En ce moment, toutes les structures de l’ODJ à travers le pays mènent une campagne, parfois en coalition avec des autres organisations de la société civile. Elle vise à sensibiliser les populations sur la maladie, la protection et la prévention de la propagation. Nos militant.e.s organisent aussi les femmes pour leur apprendre à fabriquer du savon localement, vu que cette matière est importante, mais pas accessible à tou.te.s. Dans cette campagne, nous dénonçons également la façon chaotique dont le gouvernement gère les choses et nous invitons les populations à s’organiser pour défendre leurs droits.

Est-ce que, dans la situation actuelle, c’est possible de mobiliser les gens ?

C’est absolument une occasion de prise de conscience.

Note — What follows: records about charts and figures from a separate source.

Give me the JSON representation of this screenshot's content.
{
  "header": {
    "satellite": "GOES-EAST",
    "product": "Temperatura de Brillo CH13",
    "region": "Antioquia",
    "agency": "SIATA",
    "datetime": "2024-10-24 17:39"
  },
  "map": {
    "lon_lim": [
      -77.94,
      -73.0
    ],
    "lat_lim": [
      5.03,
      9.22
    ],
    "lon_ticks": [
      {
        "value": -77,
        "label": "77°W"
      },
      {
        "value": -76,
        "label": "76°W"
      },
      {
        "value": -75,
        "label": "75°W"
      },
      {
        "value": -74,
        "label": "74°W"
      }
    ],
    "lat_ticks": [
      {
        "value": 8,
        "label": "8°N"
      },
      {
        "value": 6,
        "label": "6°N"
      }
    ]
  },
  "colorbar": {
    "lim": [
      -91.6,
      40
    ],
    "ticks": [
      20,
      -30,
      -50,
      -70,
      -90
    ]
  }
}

Les gens sont attentifs lorsque vous essayez de leur expliquer certaines choses, comme la faillite du système de santé, le caractère néocolonial de notre pays et de notre armée. Il faut donc mobiliser les gens et les appuyer à s’organiser pour mieux résister à cette situation dramatique.

Dans quelle mesure est-ce qu’on peut utiliser la situation actuelle pour changer les structures de l’Etat, de l’économie, des politiques sociaux ?

Là c’est une grande question qui est au cœur de tous les débats dans notre pays. Pour un changement véritable et de façon pérenne, nous pensons qu’il y a une seule voie : la révolution.  La crise de la pandémie à COVID-19 aura certainement un lourd passif supplémentaire. Nos maîtres impérialistes en difficulté vont certainement chercher des nouvelles formes d’exploitations de nos peuples. Mais quand nous observons la prise de conscience de la jeunesse et sa volonté de s’émanciper, nous sommes plein d’espoir.

Qu’est-ce que vous souhaitez des sociétés du nord en général?

Nous appelons à une solidarité internationaliste. La pandémie nous a rappelé que lorsque vous mettez la santé des populations entre les mains de grandes firmes capitalistes, elles en font ce qu’elles veulent. Nous avons assisté à des mesures en Europe et aux Etats Unis qui sonnent comme une reconnaissance honteuse de la faillite du système capitaliste. Donc les révolutionnaires, les démocrates sincères et les progressistes doivent être solidaires à travers le monde. Aujourd’hui, on constate encore une fois qu’une source de nos malheurs en Afrique, c’est la politique de domination néocoloniale conduite par les gouvernements impérialistes.